One customer named Howard McGinnis rented over 3,000 movies. When he passed away in 1995 the priest at the funeral said the one question Howard will ask St. Peter as he passes through the pearly gates, “Where is the nearest Blockbuster?”

When the company was big on protecting children from sexual predators by offering parents the opportunity to bring their kids in to have identity videos filmed of them to be given to the police to help in disappearances, one customer had one of the employees set up the video camera to propose to his girlfriend.

She said yes.

In addition to the Norm Petersons, there was even a Carla Tortelli, behind the counter, who didn’t get off being chained to the first register for eight hours checking out customers. She referred to customers as cattle and it was her responsibility to get the herds out of the door by any means necessary. Customer service was not high on her list.
What the clientele weren’t standing outside waiting for the doors to open, they would hang around at the drop boxes, whether they were inside or outside.

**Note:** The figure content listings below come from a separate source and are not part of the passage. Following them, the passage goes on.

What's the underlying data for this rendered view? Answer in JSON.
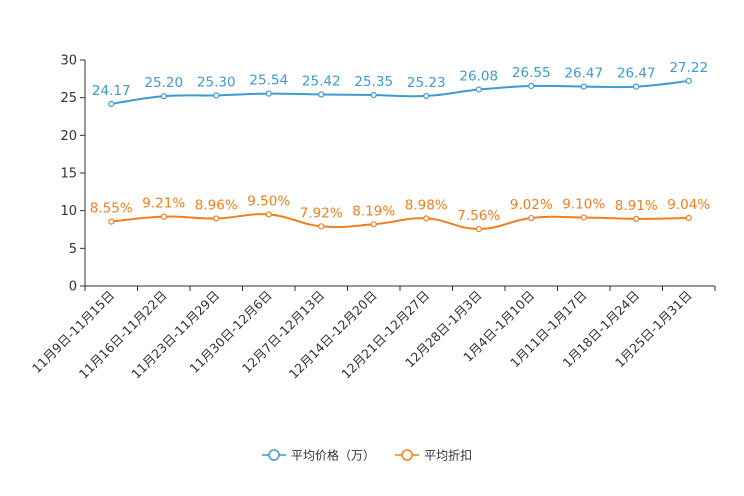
{
  "chart_data": {
    "type": "line",
    "title": "",
    "xlabel": "",
    "ylabel": "",
    "ylim": [
      0,
      30
    ],
    "yticks": [
      0,
      5,
      10,
      15,
      20,
      25,
      30
    ],
    "grid": false,
    "legend_position": "bottom-center",
    "categories": [
      "11月9日-11月15日",
      "11月16日-11月22日",
      "11月23日-11月29日",
      "11月30日-12月6日",
      "12月7日-12月13日",
      "12月14日-12月20日",
      "12月21日-12月27日",
      "12月28日-1月3日",
      "1月4日-1月10日",
      "1月11日-1月17日",
      "1月18日-1月24日",
      "1月25日-1月31日"
    ],
    "series": [
      {
        "name": "平均价格（万）",
        "color": "#3d9bd0",
        "values": [
          24.17,
          25.2,
          25.3,
          25.54,
          25.42,
          25.35,
          25.23,
          26.08,
          26.55,
          26.47,
          26.47,
          27.22
        ],
        "labels": [
          "24.17",
          "25.20",
          "25.30",
          "25.54",
          "25.42",
          "25.35",
          "25.23",
          "26.08",
          "26.55",
          "26.47",
          "26.47",
          "27.22"
        ]
      },
      {
        "name": "平均折扣",
        "color": "#f27f1e",
        "values": [
          8.55,
          9.21,
          8.96,
          9.5,
          7.92,
          8.19,
          8.98,
          7.56,
          9.02,
          9.1,
          8.91,
          9.04
        ],
        "labels": [
          "8.55%",
          "9.21%",
          "8.96%",
          "9.50%",
          "7.92%",
          "8.19%",
          "8.98%",
          "7.56%",
          "9.02%",
          "9.10%",
          "8.91%",
          "9.04%"
        ]
      }
    ]
  }
}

Sometimes they’d bother other renters near the outside drop box, asking them what movies they were returning. Inside of serving drinks, the clerks were serving movies.
The last time I stepped inside a Blockbuster Video was last summer to return some late DVDs I had in the car for two weeks. I didn’t pay the late fee either. Sure, there are several movies I’d like to see that I missed at the box office this year such as “Defiance,” “He’s Just Not That into You,” or “Revolutionary Road.”

What do I need Blockbuster for when I’ve got a wireless Internet/cable service provider and can order the titles from them or off their Video-On-Demand stations, record them on DVR and watch them later?

Or, if I want, I can just drive to the local Walmart and get the titles from their Redbox machine. Walmart I now the new Blockbuster. With such websites at YouTube, Hulu, and IMDB making older movies and television shows available for download off the net, all one needs to do is just open up an account. Since they show R-rated movies at no cost, who needs Blockbuster?

I predict the day will come when that video store I referred to as the place “where everybody knows your name” will play out a scene similar to the one in the last episode of “Cheers.” Except in this case the store will never reopen.

Instead of a patron eager to get a drink at 10 a.m. the moment the doors open, there will be a customer either hoping to get the DVDs they rented out checked in before the midnight deadline or get their hands on some new release that’s been out for weeks. Like Ted Danson’s bar owner, Sam Malone, the video store manager will come out of his back office for the very last time to say, “Sorry. We’re closed.”